Commercial low Earth orbit (LEO) satellite operators may be delivering connectivity into Australia without establishing a local presence, potentially placing user data outside the reach of domestic laws, a new joint advisory from Australia’s cyber security agency and its international partners warns.
The advisory warns that LEO systems routinely relay data across multiple national borders without passing through local infrastructure in Australia.
Doing so risks creating ambiguity over which country’s laws govern that data, complicating compliance with privacy and data protection regulations.
Private satellite operators’ global infrastructure and operational autonomy can exert control over data flows that may exceed the regulatory capacity of individual nations.
To mitigate the complex challenge of ensuring sovereignty over data as it traverses global satellite infrastructures, the Australian Cyber Security Centre (ACSC) and partner agencies recommend that organisations using LEO services request contractual terms defining data localisation obligations.
This includes seeking in-country management of customer-held keys to maintain cryptographic sovereignty, ACSC suggested.
Furthermore, organisations should ask providers to configure satellites to downlink data exclusively to ground stations within permitted jurisdictions.
LEO satellite operators should also be asked to isolate customer data at operating system, network and storage levels
ACSC said the Confidentiality, Integrity and Availability (CIA) triad is critical to maintaining secure and reliable operations.
Challenges under the CIA triad concept include preventing unauthorised access to data transmitted or stored in the satellite system network, and maintaining the integrity of it so that the information isn’t manipulated.
Ensuring that the LEO satellite network and the services it provides are accessible when needed is another challenge.
ACSC warned that satellite signals could be jammed, with data links being overwhelmed through denial of service attacks. Kinetic strikes from anti-satellite weapons is another risk, the agency said.
Detailed cyber security risk mitigation advice
LEO satellite systems face a set of cyber threats driven by their distributed architecture, limited physical access to space-based assets, and reliance on radio frequency links that are susceptible to jamming, spoofing, and interception, ACSC said.
The constant movement of LEO satellites and frequent handovers between ground stations make it harder to maintain consistent security across connections, demanding specialised approaches that go beyond conventional terrestrial security models.
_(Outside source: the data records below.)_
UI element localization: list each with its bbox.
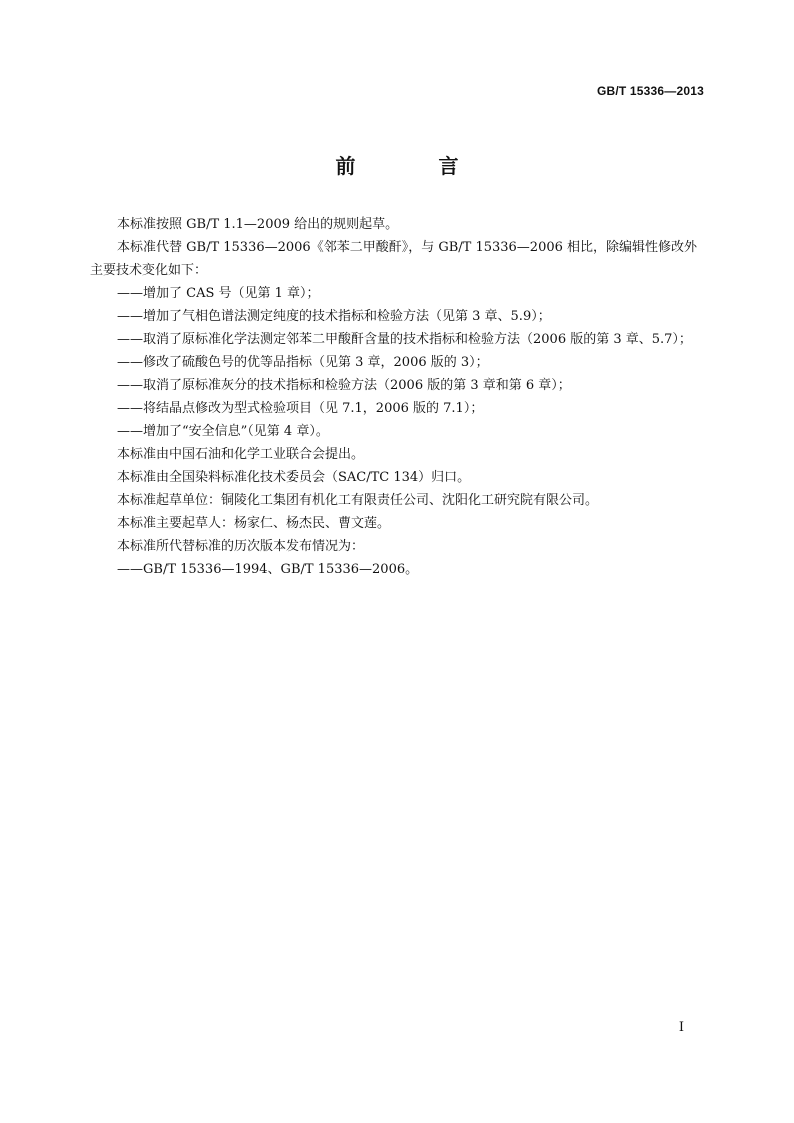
standard-code: GB/T 15336—2013 [596, 84, 704, 98]
page-number: I [678, 1020, 684, 1035]
list-item: ——取消了原标准灰分的技术指标和检验方法（2006 版的第 3 章和第 6 章）； [117, 378, 571, 393]
paragraph-history-intro: 本标准所代替标准的历次版本发布情况为： [117, 539, 365, 554]
list-item: ——修改了硫酸色号的优等品指标（见第 3 章，2006 版的 3）； [117, 355, 489, 370]
paragraph-proposer: 本标准由中国石油和化学工业联合会提出。 [117, 447, 365, 462]
list-item: ——增加了 CAS 号（见第 1 章）； [117, 286, 320, 301]
paragraph-replacement: 本标准代替 GB/T 15336—2006《邻苯二甲酸酐》，与 GB/T 15336—2006 相比，除编辑性修改外主要技术变化如下： [90, 240, 698, 278]
list-item: ——增加了气相色谱法测定纯度的技术指标和检验方法（见第 3 章、5.9）； [117, 309, 551, 324]
page-title: 前 言 [335, 154, 497, 178]
paragraph-committee: 本标准由全国染料标准化技术委员会（SAC/TC 134）归口。 [117, 470, 471, 485]
list-item: ——增加了“安全信息”（见第 4 章）。 [117, 424, 329, 439]
list-item: ——将结晶点修改为型式检验项目（见 7.1，2006 版的 7.1）； [117, 401, 484, 416]
paragraph-drafters: 本标准主要起草人：杨家仁、杨杰民、曹文莲。 [117, 516, 391, 531]
paragraph-drafting-rules: 本标准按照 GB/T 1.1—2009 给出的规则起草。 [117, 217, 399, 232]
foreword-body [90, 213, 706, 581]
list-item: ——取消了原标准化学法测定邻苯二甲酸酐含量的技术指标和检验方法（2006 版的第 3 章、5.7）； [117, 332, 692, 347]
paragraph-drafting-units: 本标准起草单位：铜陵化工集团有机化工有限责任公司、沈阳化工研究院有限公司。 [117, 493, 599, 508]
paragraph-history: ——GB/T 15336—1994、GB/T 15336—2006。 [117, 562, 419, 577]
Ground infrastructure comprising satellite control centres, gateways, and user terminals, presents the most exposed attack surface.
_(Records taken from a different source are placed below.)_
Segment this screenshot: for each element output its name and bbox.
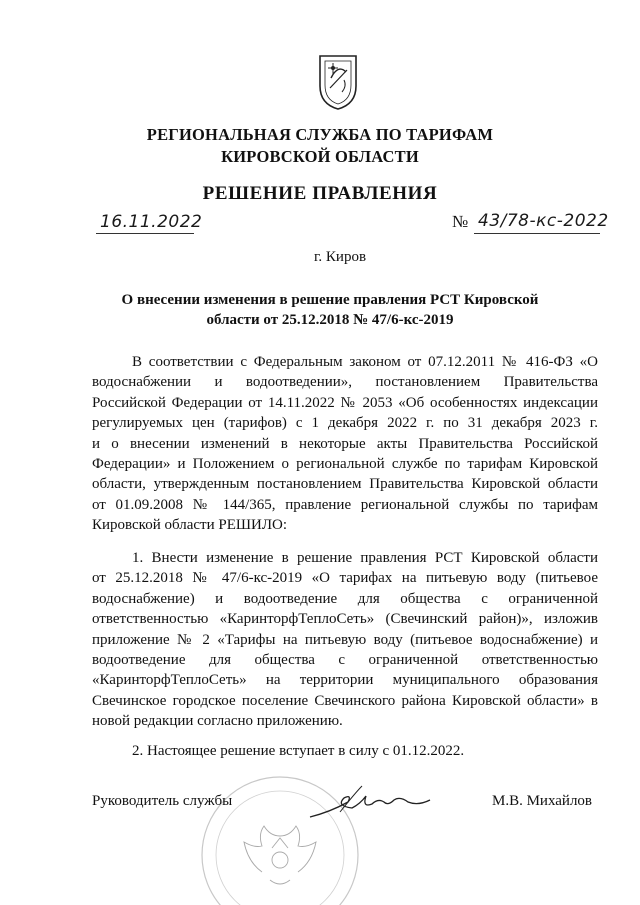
text-line: В соответствии с Федеральным законом от 07.12.2011 № 416-ФЗ «О bbox=[132, 354, 598, 370]
coat-of-arms-emblem bbox=[316, 52, 360, 112]
text-line: 1. Внести изменение в решение правления РСТ Кировской области bbox=[132, 550, 598, 566]
number-prefix: № bbox=[452, 212, 469, 231]
text-line: от 25.12.2018 № 47/6-кс-2019 «О тарифах на питьевую воду (питьевое bbox=[92, 570, 598, 587]
handwritten-date: 16.11.2022 bbox=[100, 212, 203, 232]
preamble-paragraph bbox=[92, 352, 598, 536]
text-line: области, утвержденным постановлением Правительства Кировской области bbox=[92, 476, 598, 493]
decision-item-2 bbox=[92, 741, 598, 761]
text-line: Российской Федерации от 14.11.2022 № 2053 «Об особенностях индексации bbox=[92, 394, 598, 411]
organization-name-line2: КИРОВСКОЙ ОБЛАСТИ bbox=[221, 147, 419, 166]
text-line: водоотведение для общества с ограниченной ответственностью bbox=[92, 652, 598, 669]
signatory-position: Руководитель службы bbox=[92, 793, 233, 809]
text-line: новой редакции согласно приложению. bbox=[92, 713, 343, 730]
text-line: приложение № 2 «Тарифы на питьевую воду (питьевое водоснабжение) и bbox=[92, 631, 598, 648]
date-underline bbox=[96, 233, 194, 234]
handwritten-signature bbox=[300, 772, 450, 832]
document-type-title: РЕШЕНИЕ ПРАВЛЕНИЯ bbox=[202, 183, 438, 204]
text-line: «КаринторфТеплоСеть» на территории муниципального образования bbox=[92, 672, 598, 689]
text-line: и о внесении изменений в некоторые акты Правительства Российской bbox=[92, 435, 598, 452]
text-line: ответственностью «КаринторфТеплоСеть» (Свечинский район)», изложив bbox=[92, 611, 598, 628]
city-label: г. Киров bbox=[313, 249, 367, 265]
subject-line1: О внесении изменения в решение правления РСТ Кировской bbox=[121, 292, 539, 308]
decision-item-1 bbox=[92, 548, 598, 732]
signatory-name: М.В. Михайлов bbox=[492, 793, 593, 809]
subject-line2: области от 25.12.2018 № 47/6-кс-2019 bbox=[206, 312, 454, 328]
handwritten-number: 43/78-кс-2022 bbox=[478, 211, 609, 231]
text-line: Кировской области РЕШИЛО: bbox=[92, 517, 288, 534]
text-line: Федерации» и Положением о региональной службе по тарифам Кировской bbox=[92, 456, 598, 473]
text-line: Свечинское городское поселение Свечинского района Кировской области» в bbox=[92, 692, 598, 709]
text-line: регулируемых цен (тарифов) с 1 декабря 2022 г. по 31 декабря 2023 г. bbox=[92, 415, 598, 432]
organization-name-line1: РЕГИОНАЛЬНАЯ СЛУЖБА ПО ТАРИФАМ bbox=[146, 125, 494, 144]
text-line: от 01.09.2008 № 144/365, правление региональной службы по тарифам bbox=[92, 496, 598, 513]
text-line: водоснабжении и водоотведении», постановлением Правительства bbox=[92, 374, 598, 391]
text-line: водоснабжение) и водоотведение для общества с ограниченной bbox=[92, 590, 598, 607]
number-underline bbox=[474, 233, 600, 234]
text-line: 2. Настоящее решение вступает в силу с 01.12.2022. bbox=[132, 743, 465, 759]
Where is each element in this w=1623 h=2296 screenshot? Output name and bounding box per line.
This is due to extensive connectivity with existing and future terrestrial networks and susceptibility to threats including malware injection, credential compromise, and denial-of-service attacks.
The space segment itself faces risks including unauthorised command injection, payload hijacking, firmware tampering, and signal spoofing, with legacy satellites particularly vulnerable given they were designed before modern cyber security standards existed.
At the user end, weak endpoint security, unpatched software, insecure API configurations, and poor cyber hygiene can give attackers a foothold that allows them to pivot into the broader satellite ecosystem.
For organisations using LEO services, the guidance recommends enforcing multi-factor authentication (MFA), and deploying endpoint detection and response (EDR) tools.
Encrypting data in transit and at rest using approved algorithms, and implementing regular patching and secure configuration baselines for terminals is also recommended.
Security agencies urge organisations to begin planning for post-quantum cryptography now, establishing key management strategies aligned with emerging post-quantum (PQ) standards before breaking current encryption methods becomes viable.
LEO satellite services deliver high-bandwidth and low latency internet communications, as well as direct to device (D2D) connectivity and mobile backhaul.
As such, LEO satellite services have increasingly become the favoured option for consumers and businesses in remote areas.
Mining, maritime, agriculture, and healthcare are some of the sectors that often rely on commercial satellite constellations for remote connectivity and emergency communications.
The guidance is aimed at organisations that use commercial LEO services rather than the satellite operators themselves.